Wróciliśmy do Sokolnik i już w Sokolnikach był wielki ruch, szykowano się do powrotu do Warszawy. Ponieważ tam była jeszcze ta grupa przedszkolna, więc doszli do wniosku, że grupa przedszkolna zostanie nie w Sokolnikach, ale bliżej Koniecpola w miejscowości Biała, tam był majątek. Wiadomo, że zaraz po wkroczeniu wojsk rosyjskich właściciele uciekali, nie chcieli mieć nic z nimi do czynienia i te budynki zostawały do dyspozycji tych władz, które przejmowały. Doszli do wniosku, że ten majątek Biały przeznaczą dla grupy przedszkolnej. Ponieważ ja w Warszawie byłem, a kolega [nie był], tak mnie błagał, mówi: „Słuchaj, ty już byłeś w Warszawie, wiesz jak co, oni chcą, żebym został z tą grupą”. Ja mówię: „To jedź, ja za ciebie tu zostanę”. I rzeczywiście zostałem w Białej. Z tej Białej sam uciekałem, bo myślę sobie: cholera, tu nie ma co robić, trzeba wracać do Warszawy...

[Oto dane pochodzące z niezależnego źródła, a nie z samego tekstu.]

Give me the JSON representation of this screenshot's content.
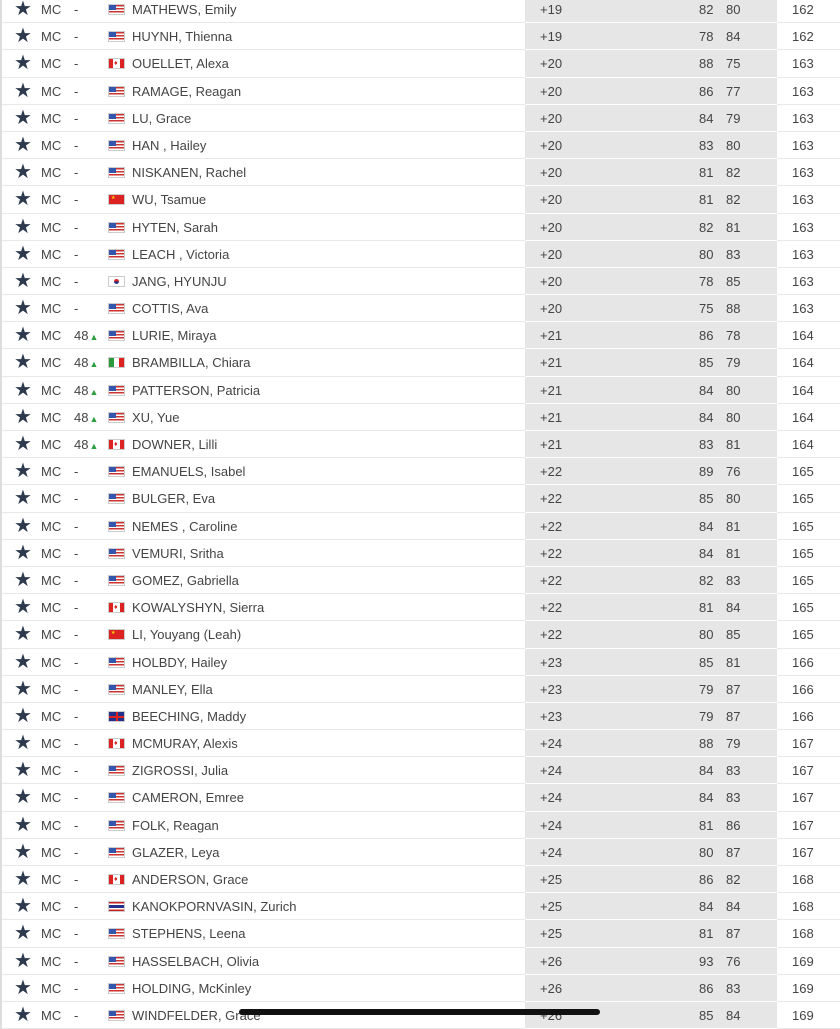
{
  "leaderboard": {
    "rows": [
      [
        "MC",
        "-",
        "us",
        "MATHEWS, Emily",
        "+19",
        "82",
        "80",
        "162"
      ],
      [
        "MC",
        "-",
        "us",
        "HUYNH, Thienna",
        "+19",
        "78",
        "84",
        "162"
      ],
      [
        "MC",
        "-",
        "ca",
        "OUELLET, Alexa",
        "+20",
        "88",
        "75",
        "163"
      ],
      [
        "MC",
        "-",
        "us",
        "RAMAGE, Reagan",
        "+20",
        "86",
        "77",
        "163"
      ],
      [
        "MC",
        "-",
        "us",
        "LU, Grace",
        "+20",
        "84",
        "79",
        "163"
      ],
      [
        "MC",
        "-",
        "us",
        "HAN , Hailey",
        "+20",
        "83",
        "80",
        "163"
      ],
      [
        "MC",
        "-",
        "us",
        "NISKANEN, Rachel",
        "+20",
        "81",
        "82",
        "163"
      ],
      [
        "MC",
        "-",
        "cn",
        "WU, Tsamue",
        "+20",
        "81",
        "82",
        "163"
      ],
      [
        "MC",
        "-",
        "us",
        "HYTEN, Sarah",
        "+20",
        "82",
        "81",
        "163"
      ],
      [
        "MC",
        "-",
        "us",
        "LEACH , Victoria",
        "+20",
        "80",
        "83",
        "163"
      ],
      [
        "MC",
        "-",
        "kr",
        "JANG, HYUNJU",
        "+20",
        "78",
        "85",
        "163"
      ],
      [
        "MC",
        "-",
        "us",
        "COTTIS, Ava",
        "+20",
        "75",
        "88",
        "163"
      ],
      [
        "MC",
        "48",
        "us",
        "LURIE, Miraya",
        "+21",
        "86",
        "78",
        "164"
      ],
      [
        "MC",
        "48",
        "it",
        "BRAMBILLA, Chiara",
        "+21",
        "85",
        "79",
        "164"
      ],
      [
        "MC",
        "48",
        "us",
        "PATTERSON, Patricia",
        "+21",
        "84",
        "80",
        "164"
      ],
      [
        "MC",
        "48",
        "us",
        "XU, Yue",
        "+21",
        "84",
        "80",
        "164"
      ],
      [
        "MC",
        "48",
        "ca",
        "DOWNER, Lilli",
        "+21",
        "83",
        "81",
        "164"
      ],
      [
        "MC",
        "-",
        "us",
        "EMANUELS, Isabel",
        "+22",
        "89",
        "76",
        "165"
      ],
      [
        "MC",
        "-",
        "us",
        "BULGER, Eva",
        "+22",
        "85",
        "80",
        "165"
      ],
      [
        "MC",
        "-",
        "us",
        "NEMES , Caroline",
        "+22",
        "84",
        "81",
        "165"
      ],
      [
        "MC",
        "-",
        "us",
        "VEMURI, Sritha",
        "+22",
        "84",
        "81",
        "165"
      ],
      [
        "MC",
        "-",
        "us",
        "GOMEZ, Gabriella",
        "+22",
        "82",
        "83",
        "165"
      ],
      [
        "MC",
        "-",
        "ca",
        "KOWALYSHYN, Sierra",
        "+22",
        "81",
        "84",
        "165"
      ],
      [
        "MC",
        "-",
        "cn",
        "LI, Youyang (Leah)",
        "+22",
        "80",
        "85",
        "165"
      ],
      [
        "MC",
        "-",
        "us",
        "HOLBDY, Hailey",
        "+23",
        "85",
        "81",
        "166"
      ],
      [
        "MC",
        "-",
        "us",
        "MANLEY, Ella",
        "+23",
        "79",
        "87",
        "166"
      ],
      [
        "MC",
        "-",
        "gb",
        "BEECHING, Maddy",
        "+23",
        "79",
        "87",
        "166"
      ],
      [
        "MC",
        "-",
        "ca",
        "MCMURAY, Alexis",
        "+24",
        "88",
        "79",
        "167"
      ],
      [
        "MC",
        "-",
        "us",
        "ZIGROSSI, Julia",
        "+24",
        "84",
        "83",
        "167"
      ],
      [
        "MC",
        "-",
        "us",
        "CAMERON, Emree",
        "+24",
        "84",
        "83",
        "167"
      ],
      [
        "MC",
        "-",
        "us",
        "FOLK, Reagan",
        "+24",
        "81",
        "86",
        "167"
      ],
      [
        "MC",
        "-",
        "us",
        "GLAZER, Leya",
        "+24",
        "80",
        "87",
        "167"
      ],
      [
        "MC",
        "-",
        "ca",
        "ANDERSON, Grace",
        "+25",
        "86",
        "82",
        "168"
      ],
      [
        "MC",
        "-",
        "th",
        "KANOKPORNVASIN, Zurich",
        "+25",
        "84",
        "84",
        "168"
      ],
      [
        "MC",
        "-",
        "us",
        "STEPHENS, Leena",
        "+25",
        "81",
        "87",
        "168"
      ],
      [
        "MC",
        "-",
        "us",
        "HASSELBACH, Olivia",
        "+26",
        "93",
        "76",
        "169"
      ],
      [
        "MC",
        "-",
        "us",
        "HOLDING, McKinley",
        "+26",
        "86",
        "83",
        "169"
      ],
      [
        "MC",
        "-",
        "us",
        "WINDFELDER, Grace",
        "+26",
        "85",
        "84",
        "169"
      ]
    ]
  },
  "icons": {
    "favorite": "star-icon",
    "moved_up": "arrow-up-icon"
  },
  "colors": {
    "star": "#2d3a4e",
    "arrow_up": "#2e9e3e",
    "score_band": "#e6e6e6"
  }
}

- Do kiedy pan był wychowankiem „Naszego Domu”?
Byłem wychowankiem do lipca 1945 roku. Potem, ponieważ dzieci z „Naszego Domu” wróciły z Sokolnik, ale budynek był jeszcze zajęty przez wojsko, to oczywiście mieszkali w prywatnych budynkach na ulicy Schroegera. [...]
- Potem się pan usamodzielnił?
Nie. Tutaj miałem dość ciekawą historię. Ponieważ uciekłem z Białej i się zgłosiłem na Schroegera. Dom prowadziła już pani Staszewska, która była odpowiedzialna za sprawy nauki w okresie życia pani Falskiej i za karę wysyłała mnie, żebym codziennie chodził na ulicę Bagatela po pieniądze dla „Naszego Domu”, bo tam było pierwsze urzędowanie magistratu (Bagatela 10). [...] Chodziłem tak co dzień za karę. Pogoda była paskudna, lało, była trzydniówka, a ja musiałem przejść ten kawałek z Bielan na Bagatelę. Strasznie byłem głodny, wyczerpany. Nie pamiętam, czy myśmy cokolwiek jedli w „Naszym Domu”, w tych budynkach żeśmy mieszkali. Był rozbity tramwaj i w tramwaju już była zainstalowana kuchenka, jakaś grochówka za dziesięć złotych. Myślę sobie, jeżeli mam pieniądze, to co to za dziesięć złotych zjeść grochówkę no i zjadłem. Jak się okazało określony zostałem później jako złodziej i za karę zostałem usunięty z „Naszego Domu”, i za karę znalazłem się na Krypskiej 39, tam była bursa.
- Co by pan chciał przekazać młodemu pokoleniu Polaków?
Aby nigdy nie dożyli żadnej wojny, aby naprawdę mogli umiejętnie kształcić się i umiejętności swoje wykorzystać dla dobra tego kraju.